The forks have been upgraded and serviced with brand new bushings, dust seal/wipers, coil springs (the old MCU springs were dead) and other seals. The hydraulic damper cartridge has been re-sealed and filled up with new Rock Shox 5wt oil. Moreover, I re-sprayed the magnesium lower legs as well as the forks brace in Rock Shox yellow. At the top of that I put a brand new set of decals.
Previous owner drilled the cantilever brake cable-stop away of the brace, thus I had to make some additional job to fix it. All titanium hardware kept in place, the original fork boots were reinstalled, too. The forks travel is 63mm, the current weight is 1535 grams.

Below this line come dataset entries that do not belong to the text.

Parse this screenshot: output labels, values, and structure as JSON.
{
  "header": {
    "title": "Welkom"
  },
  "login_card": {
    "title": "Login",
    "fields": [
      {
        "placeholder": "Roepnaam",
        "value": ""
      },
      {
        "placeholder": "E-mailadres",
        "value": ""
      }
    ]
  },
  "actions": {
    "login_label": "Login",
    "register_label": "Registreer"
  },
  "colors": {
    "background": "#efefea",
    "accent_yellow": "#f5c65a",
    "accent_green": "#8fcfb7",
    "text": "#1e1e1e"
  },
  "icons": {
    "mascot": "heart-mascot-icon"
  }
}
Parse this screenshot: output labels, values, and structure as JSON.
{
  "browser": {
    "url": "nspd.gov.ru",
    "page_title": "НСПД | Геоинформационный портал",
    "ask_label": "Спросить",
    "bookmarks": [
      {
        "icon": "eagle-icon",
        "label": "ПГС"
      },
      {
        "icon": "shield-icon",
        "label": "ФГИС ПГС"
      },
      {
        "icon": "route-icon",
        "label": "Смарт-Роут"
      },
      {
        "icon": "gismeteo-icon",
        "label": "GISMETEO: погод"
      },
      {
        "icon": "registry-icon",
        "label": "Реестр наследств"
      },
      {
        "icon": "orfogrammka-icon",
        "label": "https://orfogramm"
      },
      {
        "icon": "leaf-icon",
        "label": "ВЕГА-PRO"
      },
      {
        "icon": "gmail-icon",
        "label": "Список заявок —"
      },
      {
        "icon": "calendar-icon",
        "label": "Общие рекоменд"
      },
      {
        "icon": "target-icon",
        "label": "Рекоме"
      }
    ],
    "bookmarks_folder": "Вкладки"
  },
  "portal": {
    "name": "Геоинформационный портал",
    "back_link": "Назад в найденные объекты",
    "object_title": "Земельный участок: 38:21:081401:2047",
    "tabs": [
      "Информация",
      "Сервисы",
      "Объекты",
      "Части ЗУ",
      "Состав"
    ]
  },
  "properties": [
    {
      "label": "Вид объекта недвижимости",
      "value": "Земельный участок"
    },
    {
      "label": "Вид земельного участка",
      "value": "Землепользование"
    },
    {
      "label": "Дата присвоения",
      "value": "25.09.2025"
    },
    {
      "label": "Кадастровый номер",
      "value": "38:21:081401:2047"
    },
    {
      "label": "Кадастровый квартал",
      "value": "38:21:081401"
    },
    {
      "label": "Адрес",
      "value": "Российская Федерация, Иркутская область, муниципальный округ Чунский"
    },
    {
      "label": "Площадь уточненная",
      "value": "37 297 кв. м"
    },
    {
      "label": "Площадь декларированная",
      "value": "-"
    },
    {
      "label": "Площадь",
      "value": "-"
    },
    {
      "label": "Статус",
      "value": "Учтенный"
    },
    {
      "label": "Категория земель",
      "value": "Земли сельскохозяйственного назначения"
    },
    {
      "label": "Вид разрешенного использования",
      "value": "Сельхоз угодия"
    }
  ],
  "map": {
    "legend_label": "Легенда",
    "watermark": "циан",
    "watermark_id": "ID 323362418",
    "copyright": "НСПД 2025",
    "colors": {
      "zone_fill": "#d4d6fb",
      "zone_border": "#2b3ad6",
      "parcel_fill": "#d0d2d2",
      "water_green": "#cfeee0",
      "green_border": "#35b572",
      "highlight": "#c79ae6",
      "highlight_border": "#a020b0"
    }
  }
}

I did complete restoration of the Nakamura Vertical MTB and my friend asked me for new suspension forks. I made a choice of Rock Shox Judy SL. The forks were in excellent condition; however, I decided to re-spray them. Before that I checked all internals - bushings, dust seal/wipers and hydraulic bumper cartridge. All worked well, nothing to restore. I checked uppers/stanchions and I found them without cosmetic blemishes. All titanium hardware kept in place; the original fork boots are ready for reinstallation, if needed. Old MCU springs were good, but I changed them with Kronos coil springs to get better forks function. Thanks to my other friend`s help we swapped old short steerer with a brand new 25cm-long one.
Forks re-spraying fitted exactly the same colour as the frame. We used Audi Dolomite Grey colour. Before re-spraying I did all preparation works to perfectly prepare the surface. Old colour was stripped down, both legs and brace were brushed. Once re-sprayed, legs and brace were polished. New Rock Shox decals were applied in the end as well.